In Japan, negative interest is charged on deposits. Ditto for Denmark and Switzerland. Germany is now selling 30-year bonds with a whopping 0% interest. That’s right, you give your hard-earned Euros to Angela Merkel and she’ll keep them safe for 30 years and not give you a single penny of interest on your funds. The European Central Bank has plans in place for a negative interest world across the board. If they need negative interest to keep their struggling economies afloat, you can count on them to use the scheme. Since most governments and central banks like to use the tail to wag the dog, what are they trying to accomplish?

As you might expect, negative interest greatly benefits those who owe money and those who would like to buy more stuff but don’t want to pay interest. The winners in a negative interest rate world are generally the less thrifty and the lucky ones who just happen to need a new car, washing machine or a refinance on their 30-year mortgage. But the biggest winners in the negative interest world are governments. All government borrowing in the form of bonds can be refinanced at negative rates and, you guessed it, government can start borrowing to spend even more money. The sins of the father get buried in a sea of red ink.

If I was a Never Trumper, a Democratic candidate for president or a late night talk show host, I might be interested in the inherent conflict that the president might have with the Trump Corporation owing beaucoup billions at the same time that he is beating on poor Federal Reserve Chairman Jerome Powell to drop rates into negative territory. I’ll leave that issue to the press to explore.

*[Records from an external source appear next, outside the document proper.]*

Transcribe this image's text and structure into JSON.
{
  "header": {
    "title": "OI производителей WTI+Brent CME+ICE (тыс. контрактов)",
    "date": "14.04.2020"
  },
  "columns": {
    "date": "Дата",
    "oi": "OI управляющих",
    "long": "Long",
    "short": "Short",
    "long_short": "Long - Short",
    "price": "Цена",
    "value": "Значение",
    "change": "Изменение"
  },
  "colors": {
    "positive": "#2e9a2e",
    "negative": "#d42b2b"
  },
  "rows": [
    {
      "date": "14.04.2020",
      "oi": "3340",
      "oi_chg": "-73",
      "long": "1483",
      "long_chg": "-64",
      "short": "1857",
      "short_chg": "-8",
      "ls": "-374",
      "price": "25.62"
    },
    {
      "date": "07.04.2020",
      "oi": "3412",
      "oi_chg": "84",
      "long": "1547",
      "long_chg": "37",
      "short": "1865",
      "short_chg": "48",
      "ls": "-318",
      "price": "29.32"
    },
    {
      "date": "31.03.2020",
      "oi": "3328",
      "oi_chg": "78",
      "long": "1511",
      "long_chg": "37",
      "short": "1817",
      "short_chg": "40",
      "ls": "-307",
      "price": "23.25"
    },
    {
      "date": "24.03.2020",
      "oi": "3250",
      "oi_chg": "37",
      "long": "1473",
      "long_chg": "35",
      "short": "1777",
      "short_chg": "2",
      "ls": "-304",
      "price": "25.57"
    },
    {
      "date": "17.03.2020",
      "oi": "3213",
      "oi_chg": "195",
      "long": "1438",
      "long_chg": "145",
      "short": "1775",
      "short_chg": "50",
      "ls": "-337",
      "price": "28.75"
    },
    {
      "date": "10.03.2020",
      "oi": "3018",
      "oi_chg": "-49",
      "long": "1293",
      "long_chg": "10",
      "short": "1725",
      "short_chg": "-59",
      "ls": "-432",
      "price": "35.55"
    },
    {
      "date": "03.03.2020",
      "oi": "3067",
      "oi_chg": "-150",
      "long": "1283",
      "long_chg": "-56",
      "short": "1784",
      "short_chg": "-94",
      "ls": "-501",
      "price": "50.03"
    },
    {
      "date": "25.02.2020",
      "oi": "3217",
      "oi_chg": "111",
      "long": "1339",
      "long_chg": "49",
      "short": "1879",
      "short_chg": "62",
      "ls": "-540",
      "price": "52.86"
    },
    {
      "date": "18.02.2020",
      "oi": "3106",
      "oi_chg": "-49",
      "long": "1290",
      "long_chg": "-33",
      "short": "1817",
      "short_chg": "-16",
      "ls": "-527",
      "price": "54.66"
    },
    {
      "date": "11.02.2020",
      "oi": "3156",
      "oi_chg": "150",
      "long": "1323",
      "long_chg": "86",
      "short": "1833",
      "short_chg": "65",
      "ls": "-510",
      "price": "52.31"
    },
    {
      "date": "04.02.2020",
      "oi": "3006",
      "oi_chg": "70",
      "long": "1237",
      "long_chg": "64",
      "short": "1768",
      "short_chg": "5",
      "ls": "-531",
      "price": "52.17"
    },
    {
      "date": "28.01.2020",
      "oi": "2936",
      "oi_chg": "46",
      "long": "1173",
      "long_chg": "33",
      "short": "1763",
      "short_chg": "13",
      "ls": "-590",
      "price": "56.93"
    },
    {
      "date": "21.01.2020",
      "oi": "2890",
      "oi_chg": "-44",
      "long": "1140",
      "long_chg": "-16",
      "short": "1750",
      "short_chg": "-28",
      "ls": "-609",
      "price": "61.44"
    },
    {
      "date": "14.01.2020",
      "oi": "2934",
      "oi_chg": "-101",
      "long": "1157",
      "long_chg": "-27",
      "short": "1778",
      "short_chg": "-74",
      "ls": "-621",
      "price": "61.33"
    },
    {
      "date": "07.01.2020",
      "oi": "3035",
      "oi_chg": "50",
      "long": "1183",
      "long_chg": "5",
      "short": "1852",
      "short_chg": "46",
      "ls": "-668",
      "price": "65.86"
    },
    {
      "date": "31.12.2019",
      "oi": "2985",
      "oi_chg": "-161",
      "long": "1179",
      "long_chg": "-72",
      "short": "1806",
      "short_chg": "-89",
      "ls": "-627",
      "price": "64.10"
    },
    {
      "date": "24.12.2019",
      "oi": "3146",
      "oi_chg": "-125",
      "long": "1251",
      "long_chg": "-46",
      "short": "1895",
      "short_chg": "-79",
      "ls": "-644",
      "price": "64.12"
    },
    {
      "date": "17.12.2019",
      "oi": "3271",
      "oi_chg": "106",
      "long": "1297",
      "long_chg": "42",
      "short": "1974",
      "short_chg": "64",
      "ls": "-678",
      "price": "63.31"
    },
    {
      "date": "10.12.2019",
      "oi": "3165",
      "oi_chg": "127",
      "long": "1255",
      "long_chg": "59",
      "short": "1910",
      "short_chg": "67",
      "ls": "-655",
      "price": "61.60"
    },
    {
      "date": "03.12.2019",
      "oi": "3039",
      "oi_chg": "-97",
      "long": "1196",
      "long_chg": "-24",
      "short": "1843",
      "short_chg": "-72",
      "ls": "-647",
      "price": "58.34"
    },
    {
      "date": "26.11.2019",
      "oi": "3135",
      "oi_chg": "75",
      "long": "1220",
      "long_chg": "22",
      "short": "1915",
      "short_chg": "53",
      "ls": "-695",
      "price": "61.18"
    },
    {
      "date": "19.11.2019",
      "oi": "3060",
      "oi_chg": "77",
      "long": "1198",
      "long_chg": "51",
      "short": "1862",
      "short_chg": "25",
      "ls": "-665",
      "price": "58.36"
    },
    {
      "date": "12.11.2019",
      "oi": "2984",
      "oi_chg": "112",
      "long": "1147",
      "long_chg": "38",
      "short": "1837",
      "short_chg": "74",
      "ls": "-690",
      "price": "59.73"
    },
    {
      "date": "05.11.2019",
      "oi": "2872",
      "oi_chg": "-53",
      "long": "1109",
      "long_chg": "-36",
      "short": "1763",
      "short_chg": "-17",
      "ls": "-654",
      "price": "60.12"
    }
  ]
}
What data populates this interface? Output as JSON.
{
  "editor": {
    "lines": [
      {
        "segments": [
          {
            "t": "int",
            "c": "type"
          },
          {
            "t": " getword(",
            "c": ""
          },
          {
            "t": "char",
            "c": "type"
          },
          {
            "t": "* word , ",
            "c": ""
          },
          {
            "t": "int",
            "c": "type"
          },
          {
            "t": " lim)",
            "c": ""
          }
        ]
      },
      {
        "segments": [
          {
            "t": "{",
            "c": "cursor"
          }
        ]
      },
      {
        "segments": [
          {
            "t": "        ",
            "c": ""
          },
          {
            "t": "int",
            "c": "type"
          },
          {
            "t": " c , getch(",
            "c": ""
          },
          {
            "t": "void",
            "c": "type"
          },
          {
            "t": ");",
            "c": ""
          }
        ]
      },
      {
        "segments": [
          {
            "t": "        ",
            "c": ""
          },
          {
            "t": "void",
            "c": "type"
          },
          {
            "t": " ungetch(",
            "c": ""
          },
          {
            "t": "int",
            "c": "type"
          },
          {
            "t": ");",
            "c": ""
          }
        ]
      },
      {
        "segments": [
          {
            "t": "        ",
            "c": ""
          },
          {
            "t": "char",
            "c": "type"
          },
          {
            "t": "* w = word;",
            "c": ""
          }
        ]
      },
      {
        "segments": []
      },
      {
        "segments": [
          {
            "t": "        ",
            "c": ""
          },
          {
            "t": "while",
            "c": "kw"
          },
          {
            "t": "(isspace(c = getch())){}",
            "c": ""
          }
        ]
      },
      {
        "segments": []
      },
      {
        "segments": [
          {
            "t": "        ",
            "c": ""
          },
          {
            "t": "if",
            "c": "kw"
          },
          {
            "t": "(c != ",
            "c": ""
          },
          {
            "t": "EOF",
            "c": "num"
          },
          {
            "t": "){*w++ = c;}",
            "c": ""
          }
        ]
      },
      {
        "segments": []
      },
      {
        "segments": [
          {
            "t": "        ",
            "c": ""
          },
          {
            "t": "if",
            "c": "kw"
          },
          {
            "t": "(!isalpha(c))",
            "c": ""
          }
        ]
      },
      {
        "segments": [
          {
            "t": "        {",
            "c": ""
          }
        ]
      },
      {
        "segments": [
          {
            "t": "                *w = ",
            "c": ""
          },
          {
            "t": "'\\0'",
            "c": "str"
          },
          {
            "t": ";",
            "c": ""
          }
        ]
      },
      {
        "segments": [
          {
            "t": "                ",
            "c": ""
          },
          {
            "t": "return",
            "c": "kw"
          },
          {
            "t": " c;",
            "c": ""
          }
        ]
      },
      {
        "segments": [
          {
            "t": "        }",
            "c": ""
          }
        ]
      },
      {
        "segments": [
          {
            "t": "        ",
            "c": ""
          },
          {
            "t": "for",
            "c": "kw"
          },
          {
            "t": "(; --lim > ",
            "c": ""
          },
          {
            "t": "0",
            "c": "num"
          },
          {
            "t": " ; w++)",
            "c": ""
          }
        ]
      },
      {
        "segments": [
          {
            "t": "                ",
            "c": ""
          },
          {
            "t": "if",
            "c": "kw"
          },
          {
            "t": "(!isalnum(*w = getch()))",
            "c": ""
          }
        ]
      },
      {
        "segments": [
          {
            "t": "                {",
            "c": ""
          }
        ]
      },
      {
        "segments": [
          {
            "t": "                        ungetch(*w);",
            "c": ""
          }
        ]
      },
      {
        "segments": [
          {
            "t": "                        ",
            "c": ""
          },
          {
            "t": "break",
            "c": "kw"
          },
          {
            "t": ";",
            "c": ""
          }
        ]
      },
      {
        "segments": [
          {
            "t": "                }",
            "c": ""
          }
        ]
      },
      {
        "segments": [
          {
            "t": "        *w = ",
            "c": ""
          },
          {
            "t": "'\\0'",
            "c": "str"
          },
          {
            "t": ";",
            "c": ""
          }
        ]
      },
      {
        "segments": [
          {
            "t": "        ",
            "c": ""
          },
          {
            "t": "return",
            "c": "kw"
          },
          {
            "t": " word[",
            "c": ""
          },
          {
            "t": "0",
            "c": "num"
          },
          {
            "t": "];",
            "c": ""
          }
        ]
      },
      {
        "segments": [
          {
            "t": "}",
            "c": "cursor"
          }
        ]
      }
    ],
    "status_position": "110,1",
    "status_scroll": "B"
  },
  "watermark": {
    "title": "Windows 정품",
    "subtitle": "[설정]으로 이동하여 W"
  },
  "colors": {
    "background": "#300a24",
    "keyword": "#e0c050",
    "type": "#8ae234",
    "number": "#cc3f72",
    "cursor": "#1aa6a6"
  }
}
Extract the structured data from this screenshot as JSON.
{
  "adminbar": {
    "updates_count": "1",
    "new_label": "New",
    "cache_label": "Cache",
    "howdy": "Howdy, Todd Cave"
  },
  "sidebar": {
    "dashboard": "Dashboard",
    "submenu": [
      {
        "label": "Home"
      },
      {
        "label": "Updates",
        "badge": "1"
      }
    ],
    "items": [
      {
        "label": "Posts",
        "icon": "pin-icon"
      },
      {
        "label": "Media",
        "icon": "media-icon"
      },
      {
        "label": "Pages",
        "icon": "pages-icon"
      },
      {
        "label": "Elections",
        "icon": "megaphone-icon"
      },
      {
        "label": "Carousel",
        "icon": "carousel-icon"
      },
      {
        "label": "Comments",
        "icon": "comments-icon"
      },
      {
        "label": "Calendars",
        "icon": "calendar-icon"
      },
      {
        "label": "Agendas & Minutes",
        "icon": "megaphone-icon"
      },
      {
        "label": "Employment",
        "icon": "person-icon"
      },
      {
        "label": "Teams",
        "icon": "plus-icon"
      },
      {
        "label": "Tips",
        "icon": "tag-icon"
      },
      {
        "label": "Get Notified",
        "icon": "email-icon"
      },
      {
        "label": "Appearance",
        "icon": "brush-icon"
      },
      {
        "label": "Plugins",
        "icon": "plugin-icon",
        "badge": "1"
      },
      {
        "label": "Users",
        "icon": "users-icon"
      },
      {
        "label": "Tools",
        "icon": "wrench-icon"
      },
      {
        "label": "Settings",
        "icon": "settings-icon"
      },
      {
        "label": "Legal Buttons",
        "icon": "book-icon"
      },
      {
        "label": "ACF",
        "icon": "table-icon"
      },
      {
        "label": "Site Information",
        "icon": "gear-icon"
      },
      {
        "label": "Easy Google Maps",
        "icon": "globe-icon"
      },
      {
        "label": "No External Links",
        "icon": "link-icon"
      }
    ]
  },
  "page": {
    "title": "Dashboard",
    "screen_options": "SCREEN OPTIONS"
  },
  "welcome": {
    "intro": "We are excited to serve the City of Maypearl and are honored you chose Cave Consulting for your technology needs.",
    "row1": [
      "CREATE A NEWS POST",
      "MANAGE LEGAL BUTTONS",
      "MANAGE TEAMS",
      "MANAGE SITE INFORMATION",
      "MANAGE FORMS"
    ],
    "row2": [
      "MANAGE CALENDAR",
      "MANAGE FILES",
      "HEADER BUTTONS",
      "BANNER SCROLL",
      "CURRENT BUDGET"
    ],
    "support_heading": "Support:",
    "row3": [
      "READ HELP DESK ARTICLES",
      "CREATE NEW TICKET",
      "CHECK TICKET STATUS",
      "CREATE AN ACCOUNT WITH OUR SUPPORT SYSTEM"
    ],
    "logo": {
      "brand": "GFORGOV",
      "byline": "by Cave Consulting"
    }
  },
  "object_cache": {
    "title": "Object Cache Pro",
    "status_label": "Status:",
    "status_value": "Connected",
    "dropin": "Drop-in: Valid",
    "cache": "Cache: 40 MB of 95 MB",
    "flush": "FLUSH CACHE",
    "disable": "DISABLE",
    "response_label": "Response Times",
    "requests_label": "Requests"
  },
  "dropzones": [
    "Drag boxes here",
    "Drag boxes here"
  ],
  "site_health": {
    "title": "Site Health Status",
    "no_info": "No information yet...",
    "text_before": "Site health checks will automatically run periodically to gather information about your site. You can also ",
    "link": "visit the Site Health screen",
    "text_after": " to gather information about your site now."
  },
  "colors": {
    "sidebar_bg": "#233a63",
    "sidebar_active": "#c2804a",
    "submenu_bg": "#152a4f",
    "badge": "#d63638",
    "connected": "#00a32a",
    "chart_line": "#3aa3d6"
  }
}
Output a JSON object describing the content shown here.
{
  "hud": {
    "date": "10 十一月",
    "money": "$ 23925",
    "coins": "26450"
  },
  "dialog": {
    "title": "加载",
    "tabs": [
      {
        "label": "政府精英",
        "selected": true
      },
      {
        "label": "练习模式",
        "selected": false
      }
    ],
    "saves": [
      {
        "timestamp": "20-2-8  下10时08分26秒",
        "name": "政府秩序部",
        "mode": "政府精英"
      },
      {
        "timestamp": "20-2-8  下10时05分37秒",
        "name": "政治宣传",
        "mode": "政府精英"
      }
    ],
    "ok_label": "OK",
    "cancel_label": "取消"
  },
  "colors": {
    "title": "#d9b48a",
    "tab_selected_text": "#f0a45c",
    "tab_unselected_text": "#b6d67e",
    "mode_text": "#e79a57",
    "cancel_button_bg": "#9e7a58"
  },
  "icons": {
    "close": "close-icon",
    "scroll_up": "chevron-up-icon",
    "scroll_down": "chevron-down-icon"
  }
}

The losers in the negative interest game are the savers and retirees who depend on interest for their retirements. They will simply be out of luck, much as they have for the past 10 years if they are bank certificate investors. The greatest threat to these retirees is not the negative interest but the real risk that they will venture into more risky investments in the hunt for ever more elusive yield. This was how junk bonds originally came into being and how those bonds came crashing down in the late 80s. It could happen again, but this time it would be much worse.

There would be additional winners. People who owned things financed by debt would find the value of their assets exploding. Every purchase would be more affordable and prices would rise. Negative rates would do nothing to reduce the wealth disparity in the United States and, in fact, would greatly exacerbate the situation as the rich would get richer and the poor would get relatively poorer. When I talk about the rich, I’m talking about the top 1% who own much of the hard assets in our country.

Just like every economic situation we’ve ever faced as a nation, there will be winners and losers. The problem is that when the game begins, we won’t know who will win or lose until the music stops playing. Musical chairs may be a fine parlor game but should only be engaged in by willing participants.  A negative interest Federal Reserve policy would pull a significant group of participants into a game they can’t understand and don’t want to play. The United States needs to take measured steps down this dangerous path. The downside could be huuuge! 

Dunn is the former Howard County Republican chairman.